Roberto Pennisi, magistrato della Direzione generale Antimafia, ha pochi dubbi: “L’autocombustione non esiste” e dietro questi incendi “vi sono solo interessi criminali” perché “si brucia per coprire altri reati”. Il sistema è questo. E in buona parte non coincide con le logiche della criminalità organizzata, più interessata al ciclo del movimento terra e allo sversamento di materiali nelle cave del Milanese. Certo il milieu è borderline, tra balordi con precedenti penali e imprenditori senza scrupoli. Il sistema criminale, poi, sfugge, in parte, alle maglie delle varie polizie giudiziarie. Lo spiegava molto bene l’ex procuratore aggiunto di Milano Giulia Perrotti, sentita dalla Commissione parlamentare d’inchiesta sulle attività illecite connesse al ciclo dei rifiuti nel 2017 e scomparsa lo scorso giugno. Diceva il magistrato: “Nella realtà lombarda non si sono riscontrati a oggi fenomeni di significativa infiltrazione di organizzazioni criminali nel traffico illecito di rifiuti. Pertanto, l’attribuzione alla Direzione distrettuale antimafia di questa specifica competenza non sempre è stata funzionale alle indagini di un certo spessore, soprattutto perché spesso le indagini partono da ipotesi contravvenzionali”. Ma non c’è solo questo. C’è anche un deficit investigativo causato dallo smantellamento di alcuni organi investigativi. “Fino al gennaio del 2016, che è la data in cui è stata smantellata la polizia provinciale, esistevano sei comandi territoriali della polizia provinciale, distribuiti a garanzia della copertura di tutto il territorio, con 80 operatori, mentre attualmente queste funzioni non vengono più svolte. La maggior parte delle notizie di reato, quindi, proviene dalle polizie locali, le quali non sono adeguatamente preparate in relazione allo svolgimento degli accertamenti fondamentali per il controllo del territorio e soprattutto non hanno le capacità tecniche per effettuare le prime verifiche”.

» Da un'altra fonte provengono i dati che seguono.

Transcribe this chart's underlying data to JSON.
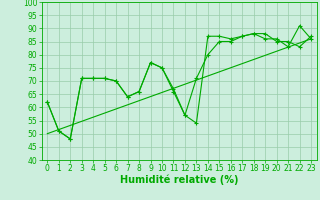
{
  "title": "",
  "xlabel": "Humidité relative (%)",
  "ylabel": "",
  "bg_color": "#cceedd",
  "grid_color": "#99ccaa",
  "line_color": "#00aa00",
  "ylim": [
    40,
    100
  ],
  "xlim": [
    -0.5,
    23.5
  ],
  "yticks": [
    40,
    45,
    50,
    55,
    60,
    65,
    70,
    75,
    80,
    85,
    90,
    95,
    100
  ],
  "xticks": [
    0,
    1,
    2,
    3,
    4,
    5,
    6,
    7,
    8,
    9,
    10,
    11,
    12,
    13,
    14,
    15,
    16,
    17,
    18,
    19,
    20,
    21,
    22,
    23
  ],
  "series1": [
    62,
    51,
    48,
    71,
    71,
    71,
    70,
    64,
    66,
    77,
    75,
    66,
    57,
    54,
    87,
    87,
    86,
    87,
    88,
    88,
    85,
    85,
    83,
    87
  ],
  "series2": [
    62,
    51,
    48,
    71,
    71,
    71,
    70,
    64,
    66,
    77,
    75,
    67,
    57,
    71,
    80,
    85,
    85,
    87,
    88,
    86,
    86,
    83,
    91,
    86
  ],
  "trend_x": [
    0,
    23
  ],
  "trend_y": [
    50,
    86
  ],
  "xlabel_fontsize": 7,
  "tick_fontsize": 5.5
}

C’è un poi un vuoto investigativo causato dallo smantellamento di alcuni organi investigativi come la polizia provinciale. “Oggi le notizie di reato arrivano dai vigili che sono poco preparati”. Un aspetto che rende ancora inattaccabile il nuovo sistema criminale fotografato, ad esempio, nell’ultima inchiesta della Dda di Milano che l’11 ottobre scorso ha portato all’emissione di sei misure di custodia cautelare proprio per l’incendio doloso di Corteolona. In un verbale, Riccardo Minerba, ritenuto dalla Procura il regista del traffico illecito, spiega in che modo il rifiuto venisse conferito nel capannone: “Stilavamo alcuni formulari, indicando quale destinazione la ditta Brema Srl, fallita da tempo. Una volta a destinazione i formulari venivano distrutti”.
In questa storia, il profitto resta lo scopo principale. “Utilizzando il sistema illegale dei capannoni – spiega una fonte investigativa – si abbattono i costi di chi tratta i rifiuti, in sostanza ne resta solo uno: quello del trasporto. Il resto, dal trattamento al conferimento in un inceneritore, viene annullato”.
Nella provincia di Pavia sono 284 le strutture abbandonate: di queste, 164 sono capannoni a rischio, mentre già 76 sono stati individuati con presenza di rifiuti. “Sono tutti roghi potenziali”, spiega sempre l’investigatore. Come la struttura abusiva individuata e sequestrata dal Noe, mercoledì a Cornaredo, nel milanese: due persone denunciate e sigilli a 1.200 metri cubi di rifiuti plastici.
Si parte dal sistema illegale dei capannoni, poi lo stoccaggio. Il profitto resta lo scopo
Il sistema criminale prevede in prima battuta lo stoccaggio. L’incendio arriva quando si ha il sospetto di controlli. Come successo a Corteolona. “Ho ritirato la torta – scrive l’autore materiale dell’incendio a Riccardo Minerba – ho fatto mettere la frutta e ho abbandonato al centro il liquore, domani se l’assaggi ti ubriacherai (…) passa domani che la vedi bene”.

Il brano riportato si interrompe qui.